Feds Funding Study of Cannabis as Opioid Alternative
/By Pat Anson, PNN Editor
Columbia University has been awarded a grant from the National Institute on Drug Abuse (NIDA) to investigate whether medical cannabis can reduce the use of opioids and overdose risk in chronic pain patients.
The grant was awarded after researchers with Columbia Care completed a small pilot study that found nearly two-thirds of patients with chronic nerve pain were able to reduce or stop their opioid use. Columbia Care is a private medical marijuana company not affiliated with the university that operates a chain of cannabis dispensaries around the country.
“There is an urgent need to investigate the potential impact of cannabinoid use on limiting opioid overdose risk and to determine whether specific products are more beneficial for certain populations of patients with pain and opioid use,” said Arthur Robin Williams, MD, a professor in the Division on Substance Use Disorders in the Columbia University Department of Psychiatry.
The pilot study involved 76 neuropathy patients in New York State who were given Columbia Care’s dose-metered cannabis products for nine months.

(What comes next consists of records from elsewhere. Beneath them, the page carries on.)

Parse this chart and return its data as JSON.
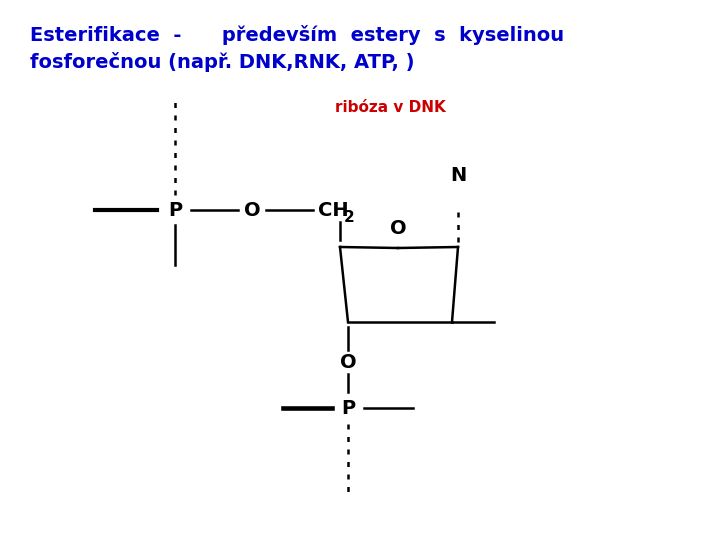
{
  "title_line1": "Esterifikace  -      především  estery  s  kyselinou",
  "title_line2": "fosforečnou (např. DNK,RNK, ATP, )",
  "title_color": "#0000CC",
  "title_fontsize": 14,
  "annotation_text": "ribóza v DNK",
  "annotation_color": "#CC0000",
  "annotation_fontsize": 11,
  "bg_color": "#ffffff",
  "line_color": "#000000",
  "label_fontsize": 12
}
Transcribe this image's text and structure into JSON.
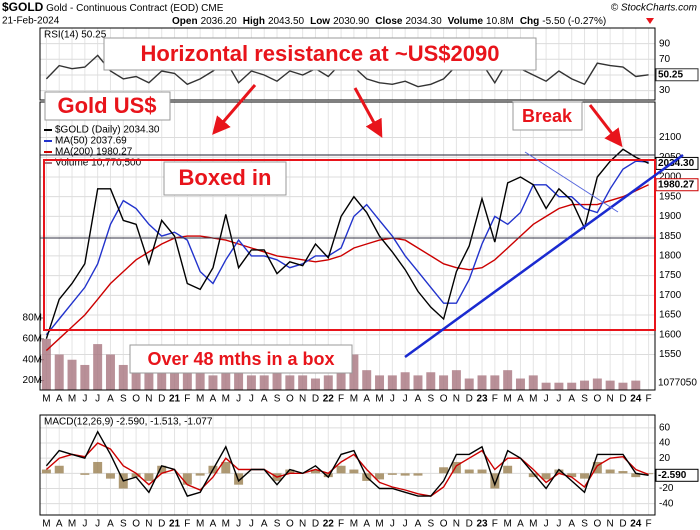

By the end of the study, 62 percent of the patients were able to reduce or stop using opioid pain medication.
Columbia Care makes a variety of medical cannabis products that come in tablets, tinctures, suppositories, topical formulations or can be used in vaporizers.
“We have seen through this pilot study the power of our proprietary formulations to reduce our patients’ dependence on opioids in a defensible, scientific manner,” said Rosemary Mazanet, MD, chief science officer and chair of the scientific advisory board at Columbia Care.
Although medical marijuana is often touted as a possible solution to the nation’s opioid crisis, research findings so far have been mixed.
A recent study by the RAND Corporation found little evidence that states with medical marijuana laws see reductions in legally prescribed opioids. While some pain patients may be using or experimenting with medical marijuana, RAND researchers do not believe they represent a significant part of the opioid analgesic market.
"If anything, states that adopt medical marijuana laws... experience a relative increase in the legal distribution of prescription opioids,” researchers found.
Another study of Medicare and Medicaid patients found that prescriptions for morphine, hydrocodone and fentanyl dropped in states with medical marijuana laws, while daily doses for oxycodone increased. A second study found a 6% decline in opioid prescribing to Medicaid patients in states with medical marijuana laws. Both studies were conducted during a period when nationwide opioid prescribing was already in decline.
A 2014 study published in JAMA Internal Medicine found that opioid overdoses declined by nearly 25 percent in states where medical marijuana was legalized.